PETISI BRAWIJAYA MEDIA, JAKARTA – Kasus penyiraman air keras terhadap Wakil Koordinator Komisi untuk Orang Hilang dan Korban Tindak Kekerasan (KontraS), Andrie Yunus, yang merupakan aktivis HAM, memasuki babak baru. Pusat Polisi Militer (Puspom) TNI resmi menahan empat anggota TNI yang diduga terlibat dalam peristiwa tersebut.
Komandan Puspom TNI Mayjen TNI Yusri Nuryanto mengungkapkan, keempat terduga pelaku kini telah diamankan dan tengah menjalani pemeriksaan intensif untuk mendalami peran serta motif di balik aksi kekerasan tersebut.
“Tadi pagi saya telah menerima dari Danden Mabes TNI, empat orang yang diduga tersangka melakukan penganiayaan terhadap saudara Andrie Yunus. Motovasi kita lakukan pendalaman lebih lanjut ya, karena baru diserahkan tadi pagi,” kata Yusri dalam konferensi pers di Mabes TNI Cilangkap, Jakarta Timur, Rabu (18/3/2026).
Empat anggota TNI yang ditahan masing-masing berinisial NDP, SL, BHW, dan ES. Mereka memiliki pangkat berbeda, mulai dari Kapten, Lettu, hingga Serda.
Para terduga pelaku diketahui berasal dari satuan Badan Intelijen Strategis (BAIS) TNI, dengan latar belakang matra Angkatan Laut (AL) dan Angkatan Udara (AU).
Saat ini, mereka ditahan di Pomdam Jaya dengan pengamanan ketat sembari menjalani proses penyidikan lebih lanjut.
“Para tersangka sudah kita amankan sudah kita lakukan pemeriksaan di Puspom TNI. Untuk tempat penahanannya, kita akan lakukan penahanan dititipkan di Pomdam Jaya, di sana ada tahanan super security maximum,” ucap Yusri.
Untuk empat terduga tersangka, sementara kini diterapkan Pasal 467 KUHP UU Nomor 1 Tahun 2023 ayat 1 dan ayat 2. Yusri menerangkan bahwa ancaman hukuman masing-masing ada 4 tahun hungga 7 tahun penjara.
Pihak TNI juga memastikan akan bekerja secara transparan dan profesional dalam mengusut kasus ini hingga tuntas.
“Jadi percaya sama kita bahwa kita akan berlaku akan bertindak profesional akan transparan sehingga pada tahap-tahap tersebut kita akan tetap akan mengundang rekan media. Jadi kami mohon bersabar, masalah transparansi masalah penyelidikan ini jadi Puspom TNI akan bekerja secara profesional kita nanti akan sampaikan bagaimana tahap-tahap mulai dari proses penyelidikan, kemudian pada saat penyerahan berkas pada Odmil (Oditurat Militer Tinggi) sehingga nanti sampaikan pada proses persidangan,” pungkasnya.
Sebagai informasi, Andrie Yunus menjadi korban serangan air keras oleh orang tak dikenal (OTK) usai menyuarakan kritik tajam dalam podcast bertajuk “Remilitarisme dan Judicial Review di Indonesia” di Kantor YLBHI. Serangan terjadi sekitar pukul 23.00 WIB pada Kamis malam (12/3/2026) di kawasan Jakarta Pusat saat korban hendak pulang.
Akibat aksi keji ini, Andrie mengalami luka bakar serius mencapai 24 persen di bagian tubuhnya.
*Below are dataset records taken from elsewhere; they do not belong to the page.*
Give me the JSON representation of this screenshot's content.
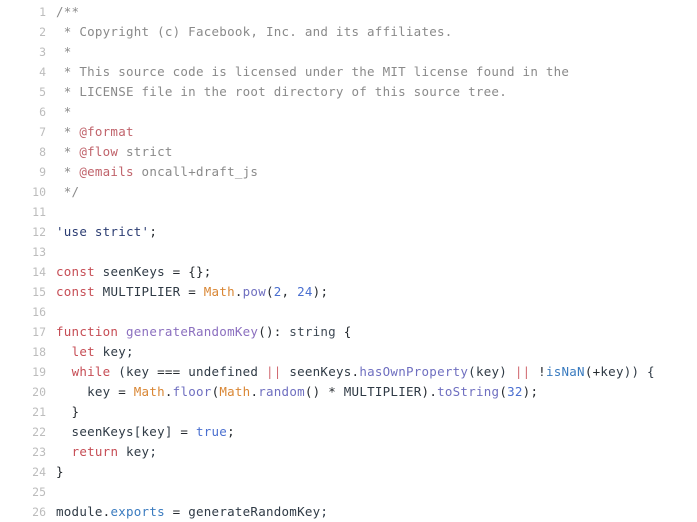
{
  "editor": {
    "language": "javascript",
    "background_color": "#ffffff",
    "gutter_color": "#bcbcbc",
    "default_text_color": "#24292e",
    "total_lines": 26
  },
  "colors": {
    "comment": "#8a8a8a",
    "doc_tag": "#c0636b",
    "keyword": "#c64d55",
    "string": "#2b3c72",
    "builtin_object": "#d98634",
    "method": "#6f6fc0",
    "function_name": "#8b6fbf",
    "property": "#3a7bbf",
    "constant": "#4a6fd0",
    "operator": "#d16b72"
  },
  "lines": [
    {
      "n": "1",
      "tokens": [
        {
          "t": "/**",
          "c": "comment"
        }
      ]
    },
    {
      "n": "2",
      "tokens": [
        {
          "t": " * Copyright (c) Facebook, Inc. and its affiliates.",
          "c": "comment"
        }
      ]
    },
    {
      "n": "3",
      "tokens": [
        {
          "t": " *",
          "c": "comment"
        }
      ]
    },
    {
      "n": "4",
      "tokens": [
        {
          "t": " * This source code is licensed under the MIT license found in the",
          "c": "comment"
        }
      ]
    },
    {
      "n": "5",
      "tokens": [
        {
          "t": " * LICENSE file in the root directory of this source tree.",
          "c": "comment"
        }
      ]
    },
    {
      "n": "6",
      "tokens": [
        {
          "t": " *",
          "c": "comment"
        }
      ]
    },
    {
      "n": "7",
      "tokens": [
        {
          "t": " * ",
          "c": "comment"
        },
        {
          "t": "@format",
          "c": "doctag"
        }
      ]
    },
    {
      "n": "8",
      "tokens": [
        {
          "t": " * ",
          "c": "comment"
        },
        {
          "t": "@flow",
          "c": "doctag"
        },
        {
          "t": " strict",
          "c": "comment"
        }
      ]
    },
    {
      "n": "9",
      "tokens": [
        {
          "t": " * ",
          "c": "comment"
        },
        {
          "t": "@emails",
          "c": "doctag"
        },
        {
          "t": " oncall+draft_js",
          "c": "comment"
        }
      ]
    },
    {
      "n": "10",
      "tokens": [
        {
          "t": " */",
          "c": "comment"
        }
      ]
    },
    {
      "n": "11",
      "tokens": []
    },
    {
      "n": "12",
      "tokens": [
        {
          "t": "'use strict'",
          "c": "string"
        },
        {
          "t": ";",
          "c": "plain"
        }
      ]
    },
    {
      "n": "13",
      "tokens": []
    },
    {
      "n": "14",
      "tokens": [
        {
          "t": "const",
          "c": "keyword"
        },
        {
          "t": " seenKeys ",
          "c": "ident"
        },
        {
          "t": "=",
          "c": "plain"
        },
        {
          "t": " {};",
          "c": "plain"
        }
      ]
    },
    {
      "n": "15",
      "tokens": [
        {
          "t": "const",
          "c": "keyword"
        },
        {
          "t": " MULTIPLIER ",
          "c": "ident"
        },
        {
          "t": "=",
          "c": "plain"
        },
        {
          "t": " ",
          "c": "plain"
        },
        {
          "t": "Math",
          "c": "builtin"
        },
        {
          "t": ".",
          "c": "plain"
        },
        {
          "t": "pow",
          "c": "method"
        },
        {
          "t": "(",
          "c": "plain"
        },
        {
          "t": "2",
          "c": "const"
        },
        {
          "t": ", ",
          "c": "plain"
        },
        {
          "t": "24",
          "c": "const"
        },
        {
          "t": ");",
          "c": "plain"
        }
      ]
    },
    {
      "n": "16",
      "tokens": []
    },
    {
      "n": "17",
      "tokens": [
        {
          "t": "function",
          "c": "keyword"
        },
        {
          "t": " ",
          "c": "plain"
        },
        {
          "t": "generateRandomKey",
          "c": "func"
        },
        {
          "t": "(): ",
          "c": "plain"
        },
        {
          "t": "string",
          "c": "type"
        },
        {
          "t": " {",
          "c": "plain"
        }
      ]
    },
    {
      "n": "18",
      "tokens": [
        {
          "t": "  ",
          "c": "plain"
        },
        {
          "t": "let",
          "c": "keyword"
        },
        {
          "t": " key;",
          "c": "ident"
        }
      ]
    },
    {
      "n": "19",
      "tokens": [
        {
          "t": "  ",
          "c": "plain"
        },
        {
          "t": "while",
          "c": "keyword"
        },
        {
          "t": " (key ",
          "c": "ident"
        },
        {
          "t": "===",
          "c": "plain"
        },
        {
          "t": " undefined ",
          "c": "ident"
        },
        {
          "t": "||",
          "c": "op"
        },
        {
          "t": " seenKeys",
          "c": "ident"
        },
        {
          "t": ".",
          "c": "plain"
        },
        {
          "t": "hasOwnProperty",
          "c": "method"
        },
        {
          "t": "(key) ",
          "c": "ident"
        },
        {
          "t": "||",
          "c": "op"
        },
        {
          "t": " ",
          "c": "plain"
        },
        {
          "t": "!",
          "c": "plain"
        },
        {
          "t": "isNaN",
          "c": "prop"
        },
        {
          "t": "(",
          "c": "plain"
        },
        {
          "t": "+",
          "c": "plain"
        },
        {
          "t": "key)) {",
          "c": "ident"
        }
      ]
    },
    {
      "n": "20",
      "tokens": [
        {
          "t": "    key ",
          "c": "ident"
        },
        {
          "t": "=",
          "c": "plain"
        },
        {
          "t": " ",
          "c": "plain"
        },
        {
          "t": "Math",
          "c": "builtin"
        },
        {
          "t": ".",
          "c": "plain"
        },
        {
          "t": "floor",
          "c": "method"
        },
        {
          "t": "(",
          "c": "plain"
        },
        {
          "t": "Math",
          "c": "builtin"
        },
        {
          "t": ".",
          "c": "plain"
        },
        {
          "t": "random",
          "c": "method"
        },
        {
          "t": "() ",
          "c": "plain"
        },
        {
          "t": "*",
          "c": "plain"
        },
        {
          "t": " ",
          "c": "plain"
        },
        {
          "t": "MULTIPLIER",
          "c": "ident"
        },
        {
          "t": ").",
          "c": "plain"
        },
        {
          "t": "toString",
          "c": "method"
        },
        {
          "t": "(",
          "c": "plain"
        },
        {
          "t": "32",
          "c": "const"
        },
        {
          "t": ");",
          "c": "plain"
        }
      ]
    },
    {
      "n": "21",
      "tokens": [
        {
          "t": "  }",
          "c": "plain"
        }
      ]
    },
    {
      "n": "22",
      "tokens": [
        {
          "t": "  seenKeys[key] ",
          "c": "ident"
        },
        {
          "t": "=",
          "c": "plain"
        },
        {
          "t": " ",
          "c": "plain"
        },
        {
          "t": "true",
          "c": "const"
        },
        {
          "t": ";",
          "c": "plain"
        }
      ]
    },
    {
      "n": "23",
      "tokens": [
        {
          "t": "  ",
          "c": "plain"
        },
        {
          "t": "return",
          "c": "keyword"
        },
        {
          "t": " key;",
          "c": "ident"
        }
      ]
    },
    {
      "n": "24",
      "tokens": [
        {
          "t": "}",
          "c": "plain"
        }
      ]
    },
    {
      "n": "25",
      "tokens": []
    },
    {
      "n": "26",
      "tokens": [
        {
          "t": "module",
          "c": "ident"
        },
        {
          "t": ".",
          "c": "plain"
        },
        {
          "t": "exports",
          "c": "prop"
        },
        {
          "t": " ",
          "c": "plain"
        },
        {
          "t": "=",
          "c": "plain"
        },
        {
          "t": " generateRandomKey;",
          "c": "ident"
        }
      ]
    }
  ]
}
Kondisi paling memprihatinkan dialami pada mata kanannya yang terdampak cukup parah.
Penyelidikan polisi sebelumnya telah mencium jejak para pelaku melalui rekaman CCTV. Dirreskrimum Polda Metro Jaya, Kombes Iman Imanuddin, menyebutkan bahwa para pelaku sempat mengintai korban di kawasan Cikini.
“Diduga empat orang terduga pelaku yang menggunakan dua sepeda motor menunggu korban di depan KFC Cikini,” kata Iman dalam konferensi pers, Senin (16/3/2026) lalu.